Holwell partit chercher du secours. Jackman resta sur place pour surveiller ce qui se passait, sachant fort bien qu'il serait impossible d'obtenir qu'un bateau de sauvetage se rende au schooner qui, lui, s'effondrerait en quelques heures au plus.

Sur un coup de tête, Jackman retira ses vêtements et se jeta dans les eaux glaciales. Il essaya de nager, mais les vagues le repoussèrent. Il nagea sous l'eau, refaisant surface à toutes les deux ou trois brasses pour respirer, et se rendit jusqu'au bateau qui coulait.

Prenant le premier homme sur son dos, Jackman fut surpris de constater que les vagues l'aidaient à atteindre le rivage. Il replongea de nouveau. Lorsque Howell revînt avec de l'aide, Jackman avait déjà secouru 11 personnes.

Selon certaines versions de l'histoire, Jackman, seul sur la plage et guidé par une intuition de pêcheur, aperçut le navire; sachant que personne n'était au courant de son sort, il décida de secourir les personnes désespérées agrippées au navire échoué. La première personne ramenée au rivage fut envoyée chercher de l'aide.

Les sauveteurs apportèrent un doris, mais la mer était trop agitée pour qu'ils puissent s'en servir. Ils attachèrent alors des câbles bout à bout. Jackman noua le câble autour de sa taille, nagea jusqu'à la goélette et accrocha l'autre extrémité du câble au bastingage. Grâce au câble et avec l'aide de ceux sur le rivage, il put ainsi faire des allers et retours à la nage pendant plus de deux heures durant lesquelles il secourut tous les naufragés sauf un.

Lorsque Jackman regagna le rivage de peine et de misère, pour ce qu'il pensait être son dernier voyage de secours, la foule silencieuse ne pouvait en croire ses yeux. Jackman finissait de boire un thé lorsque quelqu'un annonça qu'il restait une personne à bord : la cuisinière du Loon, qui avait été blessée lors de la collision entre le Loon et le Clipper. Malgré les oppositions de la foule qui croyait que la femme était probablement déjà morte, Jackman repartit à nouveau.

Pour la 27e fois, Jackman regagna les eaux déchaînées de la mer. En atteignant le navire, il trouva la femme gisant dans l'eau. Selon certaines versions de l'histoire, elle aurait été étendue sur sa couchette, sur le point de trépasser. Jackman réussit à ramener la femme au rivage, mais elle mourut deux jours plus tard. Certaines versions des faits maintiennent qu'elle ne vécut que le temps d'embrasser Jackman en lui disant au revoir.
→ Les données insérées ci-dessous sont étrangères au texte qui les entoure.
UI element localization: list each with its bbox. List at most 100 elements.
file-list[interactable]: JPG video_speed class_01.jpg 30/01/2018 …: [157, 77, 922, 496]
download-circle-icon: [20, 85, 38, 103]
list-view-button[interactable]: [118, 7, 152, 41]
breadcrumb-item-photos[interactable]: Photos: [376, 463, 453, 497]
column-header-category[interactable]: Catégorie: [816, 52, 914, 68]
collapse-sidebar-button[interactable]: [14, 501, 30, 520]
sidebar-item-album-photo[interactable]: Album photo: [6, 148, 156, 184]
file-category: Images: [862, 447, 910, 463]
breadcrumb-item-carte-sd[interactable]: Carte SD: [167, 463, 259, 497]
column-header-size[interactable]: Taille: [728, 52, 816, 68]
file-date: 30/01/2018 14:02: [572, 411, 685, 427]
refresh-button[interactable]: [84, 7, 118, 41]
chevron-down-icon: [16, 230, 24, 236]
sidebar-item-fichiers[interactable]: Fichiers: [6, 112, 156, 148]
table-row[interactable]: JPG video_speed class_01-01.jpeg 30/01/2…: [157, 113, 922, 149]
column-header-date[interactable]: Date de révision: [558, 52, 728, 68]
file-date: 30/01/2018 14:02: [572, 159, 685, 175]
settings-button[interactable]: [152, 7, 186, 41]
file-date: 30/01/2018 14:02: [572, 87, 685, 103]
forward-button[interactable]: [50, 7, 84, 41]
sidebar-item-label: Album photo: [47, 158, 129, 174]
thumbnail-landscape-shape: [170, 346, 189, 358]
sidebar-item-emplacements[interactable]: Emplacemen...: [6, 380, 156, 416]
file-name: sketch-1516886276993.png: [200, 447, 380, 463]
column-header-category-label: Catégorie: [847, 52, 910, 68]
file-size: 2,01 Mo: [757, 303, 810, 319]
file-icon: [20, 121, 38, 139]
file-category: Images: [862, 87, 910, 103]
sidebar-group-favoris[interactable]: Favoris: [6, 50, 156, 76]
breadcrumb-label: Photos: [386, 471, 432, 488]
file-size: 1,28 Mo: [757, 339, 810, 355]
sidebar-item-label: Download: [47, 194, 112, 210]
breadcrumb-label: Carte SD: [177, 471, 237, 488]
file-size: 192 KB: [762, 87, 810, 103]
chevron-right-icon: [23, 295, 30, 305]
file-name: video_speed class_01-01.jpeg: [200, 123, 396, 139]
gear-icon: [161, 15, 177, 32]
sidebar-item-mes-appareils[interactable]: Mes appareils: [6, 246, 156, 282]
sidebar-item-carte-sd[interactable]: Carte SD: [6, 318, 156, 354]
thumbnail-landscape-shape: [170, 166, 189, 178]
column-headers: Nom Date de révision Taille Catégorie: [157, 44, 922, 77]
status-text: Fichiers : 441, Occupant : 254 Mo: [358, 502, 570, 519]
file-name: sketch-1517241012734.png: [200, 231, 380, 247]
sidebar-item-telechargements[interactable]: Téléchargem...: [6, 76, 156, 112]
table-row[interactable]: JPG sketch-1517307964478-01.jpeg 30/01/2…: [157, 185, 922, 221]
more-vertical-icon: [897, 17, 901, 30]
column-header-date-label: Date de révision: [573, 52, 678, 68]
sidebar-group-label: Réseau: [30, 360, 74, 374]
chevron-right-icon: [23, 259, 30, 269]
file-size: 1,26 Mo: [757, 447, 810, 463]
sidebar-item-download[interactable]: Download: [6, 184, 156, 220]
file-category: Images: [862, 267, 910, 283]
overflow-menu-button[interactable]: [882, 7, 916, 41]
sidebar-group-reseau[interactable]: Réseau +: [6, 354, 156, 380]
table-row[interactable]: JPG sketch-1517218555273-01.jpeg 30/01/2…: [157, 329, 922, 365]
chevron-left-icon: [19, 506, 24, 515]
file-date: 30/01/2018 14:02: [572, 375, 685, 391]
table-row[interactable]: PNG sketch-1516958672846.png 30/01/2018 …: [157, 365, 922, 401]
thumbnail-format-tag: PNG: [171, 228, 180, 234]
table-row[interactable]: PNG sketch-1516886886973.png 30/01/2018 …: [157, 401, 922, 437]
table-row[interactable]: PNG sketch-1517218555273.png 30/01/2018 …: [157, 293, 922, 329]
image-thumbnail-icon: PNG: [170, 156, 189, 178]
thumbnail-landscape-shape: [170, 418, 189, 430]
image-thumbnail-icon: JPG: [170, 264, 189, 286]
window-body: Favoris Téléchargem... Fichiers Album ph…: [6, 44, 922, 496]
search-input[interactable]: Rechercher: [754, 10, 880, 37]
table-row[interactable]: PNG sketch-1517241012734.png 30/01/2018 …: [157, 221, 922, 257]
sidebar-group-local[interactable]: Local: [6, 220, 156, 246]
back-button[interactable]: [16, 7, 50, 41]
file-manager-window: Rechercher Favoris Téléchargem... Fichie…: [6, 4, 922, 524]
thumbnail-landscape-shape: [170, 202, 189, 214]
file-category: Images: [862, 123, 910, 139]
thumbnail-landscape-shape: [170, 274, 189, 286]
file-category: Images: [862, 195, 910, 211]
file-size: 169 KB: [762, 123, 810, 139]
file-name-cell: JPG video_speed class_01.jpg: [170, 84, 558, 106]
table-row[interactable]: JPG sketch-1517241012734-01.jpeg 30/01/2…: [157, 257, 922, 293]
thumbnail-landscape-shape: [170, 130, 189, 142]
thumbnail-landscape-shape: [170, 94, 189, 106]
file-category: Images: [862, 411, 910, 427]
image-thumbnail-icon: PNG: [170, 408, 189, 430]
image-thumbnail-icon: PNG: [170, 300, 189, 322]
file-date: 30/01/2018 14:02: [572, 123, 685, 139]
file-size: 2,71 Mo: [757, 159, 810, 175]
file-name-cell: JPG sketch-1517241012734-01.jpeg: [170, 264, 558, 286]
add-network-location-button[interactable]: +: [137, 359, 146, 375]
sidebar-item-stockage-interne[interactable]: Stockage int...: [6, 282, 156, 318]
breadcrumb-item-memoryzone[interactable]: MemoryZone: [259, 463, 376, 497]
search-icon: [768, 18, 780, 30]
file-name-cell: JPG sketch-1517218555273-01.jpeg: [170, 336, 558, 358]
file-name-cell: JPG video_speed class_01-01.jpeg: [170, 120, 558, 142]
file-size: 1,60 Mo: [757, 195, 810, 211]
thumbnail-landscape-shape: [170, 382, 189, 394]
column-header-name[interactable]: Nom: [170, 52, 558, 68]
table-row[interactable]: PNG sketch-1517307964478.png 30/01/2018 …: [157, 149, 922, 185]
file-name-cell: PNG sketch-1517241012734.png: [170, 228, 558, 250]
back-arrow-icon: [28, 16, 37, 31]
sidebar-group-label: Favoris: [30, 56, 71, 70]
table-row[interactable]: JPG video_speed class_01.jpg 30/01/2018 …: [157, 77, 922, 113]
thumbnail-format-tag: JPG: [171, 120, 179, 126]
La British Royal Humane Society décerna sa médaille d'argent à Jackman. Il mourut en 1877 à l'âge de 39 ans. Plusieurs attribuent sa mort « aux efforts surhumains du sauvetage qui taxèrent son cœur outre mesure ».

Jackman n'est pas un héros bien connu. Bien que quelques-uns se plaignent « du fait que personne n'ait immortalisé ses accomplissements sous forme de vers », Jackman fut l'objet d'une ballade plutôt discordante intitulée The Man Who Saved the Day (le héros du jour). En 1965, le Captain William Jackman Memorial Hospital à Labrador City fut nommé en son honneur. (Cet hôpital ferma en 2014 et fut remplacé l'année suivante par le Labrador West Health Centre.)

Un homme courageux, une situation extrême et des gestes héroïques : voilà de quoi légendes et histoire sont composées.